Page 102 of The Heat of Us

“He was in a coma after that.”

“Fuck,” Aleks said under his breath.

Not dead, like they probably expected.

“We had only bonded a year earlier. One summer together, that’s all we had. Shame because he loved summer,” I said, wistfully. “I went on heat suppressants and visited him every day. Dropped out of uni and lived as a ghost. I didn’t want a life if it wasn’t with him. I spent more time sitting by his bed our entire relationship than doing anything fun in it.”

I let out a half-hearted chuckle. No one joined me.

“His parents didn’t give up. They moved here because they were able to get him into a private facility. All they told me was that they offered groundbreaking treatments you couldn’t get anywhere else in the country. But they needed my help to do it. Our parents were best friends. Did I mention that? My parents were pushing me to say yes too. So I did.”

Ben opened his mouth as if he wanted to question me — what facility? What treatments? But held himself back and let me continue.

“They put Adrian and I through so many tests, trying stuff with me using the bond.

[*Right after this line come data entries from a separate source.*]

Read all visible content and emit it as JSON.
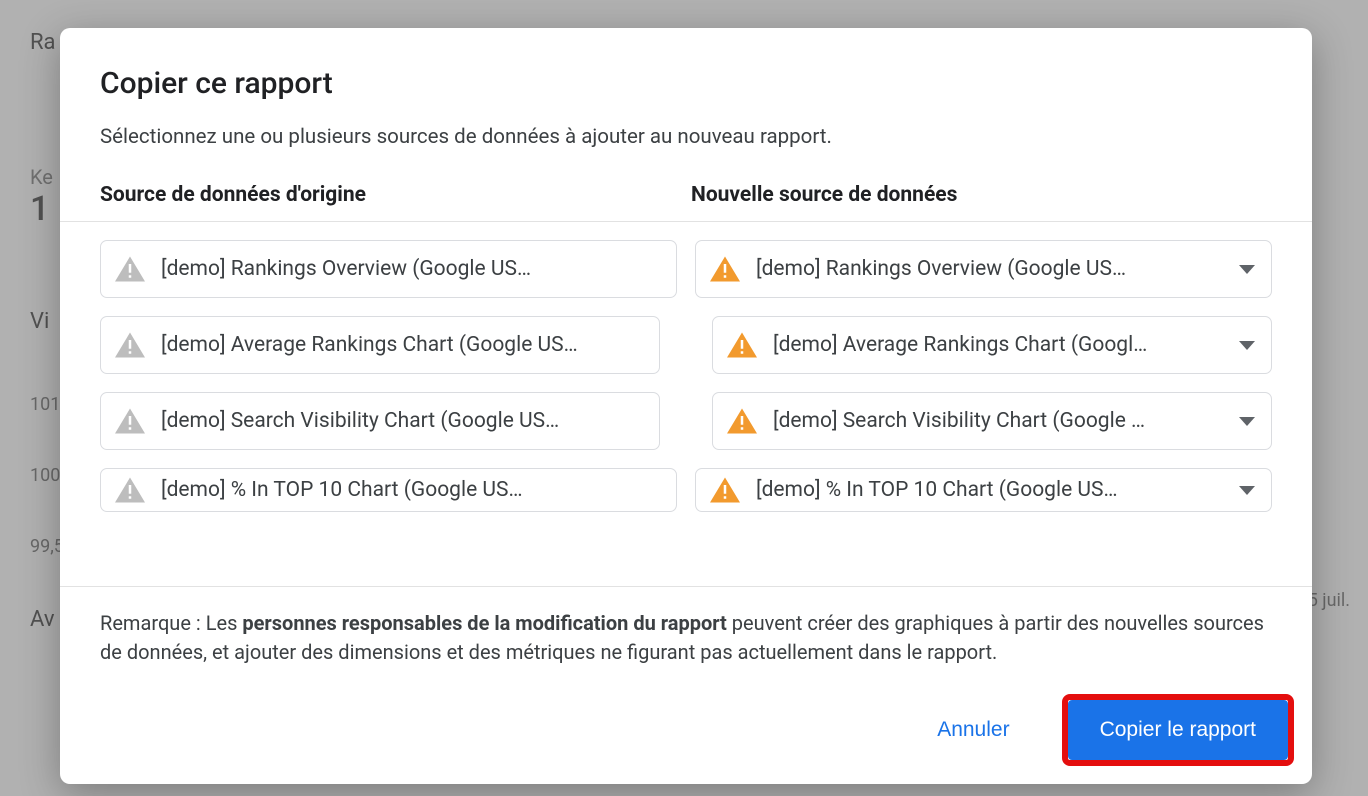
{
  "bg": {
    "r1": "Ra",
    "k": "Ke",
    "big": "1",
    "vi": "Vi",
    "t1": "101",
    "t2": "100",
    "t3": "99,5",
    "av": "Av",
    "date": "5 juil."
  },
  "modal": {
    "title": "Copier ce rapport",
    "description": "Sélectionnez une ou plusieurs sources de données à ajouter au nouveau rapport.",
    "col_origin": "Source de données d'origine",
    "col_new": "Nouvelle source de données",
    "note_prefix": "Remarque : Les ",
    "note_bold": "personnes responsables de la modification du rapport",
    "note_suffix": " peuvent créer des graphiques à partir des nouvelles sources de données, et ajouter des dimensions et des métriques ne figurant pas actuellement dans le rapport.",
    "cancel": "Annuler",
    "copy": "Copier le rapport"
  },
  "rows": [
    {
      "origin": "[demo] Rankings Overview (Google US…",
      "new": "[demo] Rankings Overview (Google US…",
      "indent": false
    },
    {
      "origin": "[demo] Average Rankings Chart (Google US…",
      "new": "[demo] Average Rankings Chart (Googl…",
      "indent": true
    },
    {
      "origin": "[demo] Search Visibility Chart (Google US…",
      "new": "[demo] Search Visibility Chart (Google …",
      "indent": true
    },
    {
      "origin": "[demo] % In TOP 10 Chart (Google US…",
      "new": "[demo] % In TOP 10 Chart (Google US…",
      "indent": false
    }
  ]
}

I always felt so guilty when it didn’t work. They asked me so often if I felt anything from his end that I almost imagined it to be real sometimes, just from the sheer exhaustion of wanting it to be true. But I couldn’t lie. Couldn’t give them false hope.”

“How long did this go on for?” Ben asked, trying to keep his voice controlled. “From his accident to these treatments?”

“About two years. Maybe three? Honestly, that time in my life is a blur.”

His fingers almost crushed mine before he forced himself to relax.

“Then I started to get health issues. The worst cramps. Horrible mood swings. Weight fluctuations. Adrian’s parents started making comments.”

“What sort of comments?” Remy asked dangerously.

I swallowed past the lump in my throat. “About my heat. Innocuous at first, seemingly expressing concern that I hadn’t had one in so long. Then they began suggesting that having me go into heat would wake him up.”

Ben was shaking with barely contained rage. I knew he knew what was coming but I still had to say it.

“I had a breakthrough heat three weeks later,” I said, feeling strangely unemotional. Like I was recounting events that happened to someone else. “They can be worse, you know, the first heat when you come off suppressants. Especially when you’re bonded. And I had been on suppressants for a long time.”

I could feel the rising anger in the room despite their best efforts to control it. I forced myself to push on.

“Adrian’s parents locked me in the room with him and paid the facility staff to look the other way.”

“How long?”

I looked up at Aleks for the first time, finding nothing but desolation. “How long did they leave you there for?”

I shut my eyes, trying not to relive the moment in my head. “Twelve hours. It probably would’ve been longer but there was a shift change and one of the relief staff hadn’t been paid off. The whole time I was just…needing him and wanting him and he was just, he was just—”

The pain of it all slid past my ribs like a knife and I welcomed it, wishing it came with the oblivion I craved.

So many of my nightmares stemmed from that day. Begging for Adrian who lay there motionless and cold, unable to tend to me.

Unseeing, unhearing, unfeeling.

“They sedated me for the rest of my heat. The omega specialist said I had been taking placebo suppressants for about a week. My mum had been the one to swap them out from my bedside table. I didn’t even notice.”

Even saying the words now years later made me feel stupid.

“She said it was for my own good. That she was trying to help me because…” I chuckled dryly. “I’d gone and lost my virginity to him so he had to get better so we could get married.” I looked at their disbelieving expressions. “My parents are, er, kinda super religious.” I glossed over quickly.

“Anyway, it fucked my body up, not having my heat tended after suppressing it so long while bonded. Suppressants weren’t an option for me anymore. And if it happened again it would have long term effects on my health.”

I remembered the way the doctor rifled off the potential side effects like a grocery list.

Infertility. Early menopause. A reduced life expectancy.